For decades, Nazi and Communist regimes ruled Romania, kept her people impoverished and exploited her resources – tearing vast mineral wealth from her mountains, with little regard for worker safety, people’s health or the environment. When the Soviet Empire collapsed, Romania eagerly embraced a more hopeful future and embarked on a course to join the European Union.
Life has improved for many, especially in cities like Bucharest. But Romania remains one of the EU’s poorest nations, and valleys that once echoed with the shouts of workers and roar of heavy equipment are now silent. Over 300,000 miners are jobless. Their villages have descended into squalor, misery and despondency that have no historic parallel.
Rosia Montana is one such place. This Transylvanian town hosts a massive open-pit mine, enormous waste dumps and, beneath them, hundreds of tunnels.
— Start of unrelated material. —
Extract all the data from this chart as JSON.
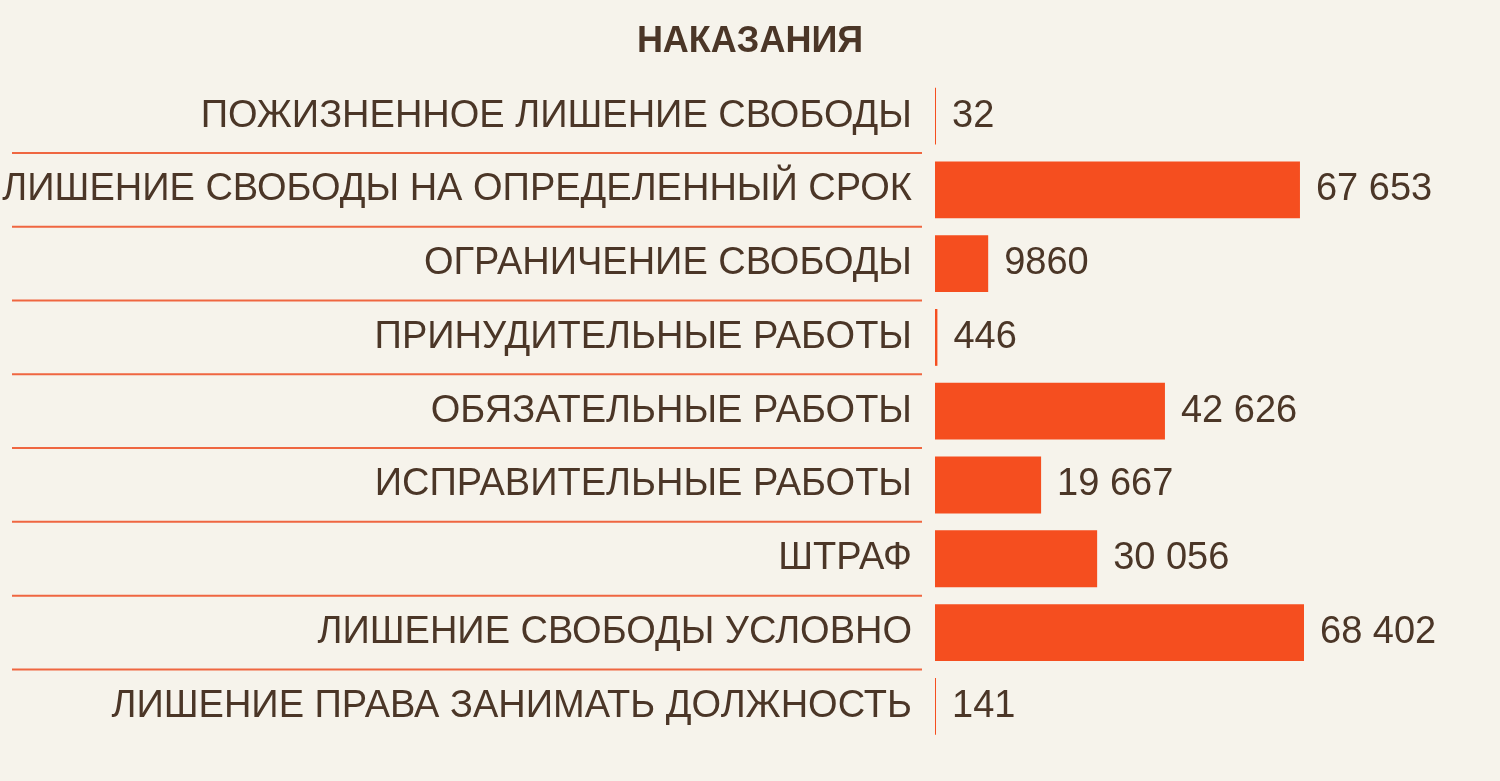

The legacy of 2000 years of mining – the most damaging of which occurred under Ceaucescu – they leach toxic chemicals into local streams that now are red-orange from cadmium and contain 110 times the EU’s legal limit of zinc, 64 times its iron limit, and three times the limit for arsenic, the most dangerous chemical on the US government’s toxic substances list.
Homes and buildings are crumbling, two-thirds of them lack indoor toilets and running water, and 70% of the workers are unemployed. Families survive on wild berries, subsistence farming in rocky, acidic soil, welfare, and often less than US$2 a day. Few own a car. Frigid winters are warmed only by wood stoves. Malnutrition and ill health are constant problems. The dentist serves as the area’s only doctor.
Unlike most former mining towns, however, Rosia has one last chance. Gabriel Resources wants to reopen the mine, to tease out nearly 2,000 tons of gold and silver that the antiquated methods of bygone eras could not extract.
In the process, the Canadian company would spend millions to erase the horrific environmental legacy, restore the land to forests, pastures and grasslands, and leave the alpine waters sparkling. All at no cost to the Romanian government, which cannot afford to clean up the mess itself.


Gabriel would also create high-paying jobs, revitalize the community, protect and restore Rosia’s most valuable churches and buildings in a special historic zone, build a modern village with homes in traditional Romanian styles, save Roman and other archeological treasures in a museum – and provide precious metals for jewelry, computers and other marvels. (The company has already spent over US$200 million; its US$10-million expenditure thus far on archeology is 40 times the Romanian Culture Ministry’s annual budget between 1990 and 2003.)
Over a 29-year period, the project would create 1,200 construction jobs, more than 600 mining jobs, and 6,000 indirect jobs in service sectors. It would inject US$2.5 billion into the local and Romanian economy, and leave Rosia Montana with a modern infrastructure: roads, electricity, internet, safe running water, a new school and clinic, and dozens of new businesses that will sustain a strong economy long after the mine is gone. Of course, other ore bodies might be discovered, prolonging the area’s mining economy for decades.
The museum, clean environment, and new hotels and restaurants will attract tourists who have never before had a reason to visit this cold, polluted, inhospitable region.
No wonder the mayor strongly supports the new mine and was re-elected with over 80% of the vote. If the project moves forward, miracles will happen. If it dies, the land and water will remain polluted, because Romania cannot afford to clean it up. More young people will leave, the elderly will be abandoned, and investors will think twice about coming to Romania.
But none of this matters to the international anti-mining movement. Almost the moment the plan was announced, foreign NGOs (non-governmental organizations) launched a local opposition group (Alburnus Maior) and well-financed campaign to stop the project – using techniques they had refined in countless actions across North and South America, Asia and Africa.
The region is idyllic, they say – perfect for farming and tourism. The people love their quaint homes and prefer horse-drawn carts over automobiles. Gabriel would uproot families, destroy Rosia’s churches and landmarks, and pollute the pristine environment. The people don’t want these temporary jobs. They’d rather pick mushrooms and carve wood figurines.
These and other absurd lies are chronicled in the documentary film "Mine Your Own Business." Residents can hardly imagine anyone would believe them. But websites, awards from celebrities and like-minded pressure groups, and a constant flow of spurious allegations have generated opposition all over Europe. A recent PBS television pseudo-documentary (funded by Greenpeace) is carrying their anti-mining battle to US audiences.

The latest fabrication attacks the proposed use of cyanide to recover the precious metals. The NGOs claim the method is dangerous and used only in destitute Third World countries. They have persuaded Romanian legislators to introduce laws banning the chemical – and thus scuttling the project and future mining prospects.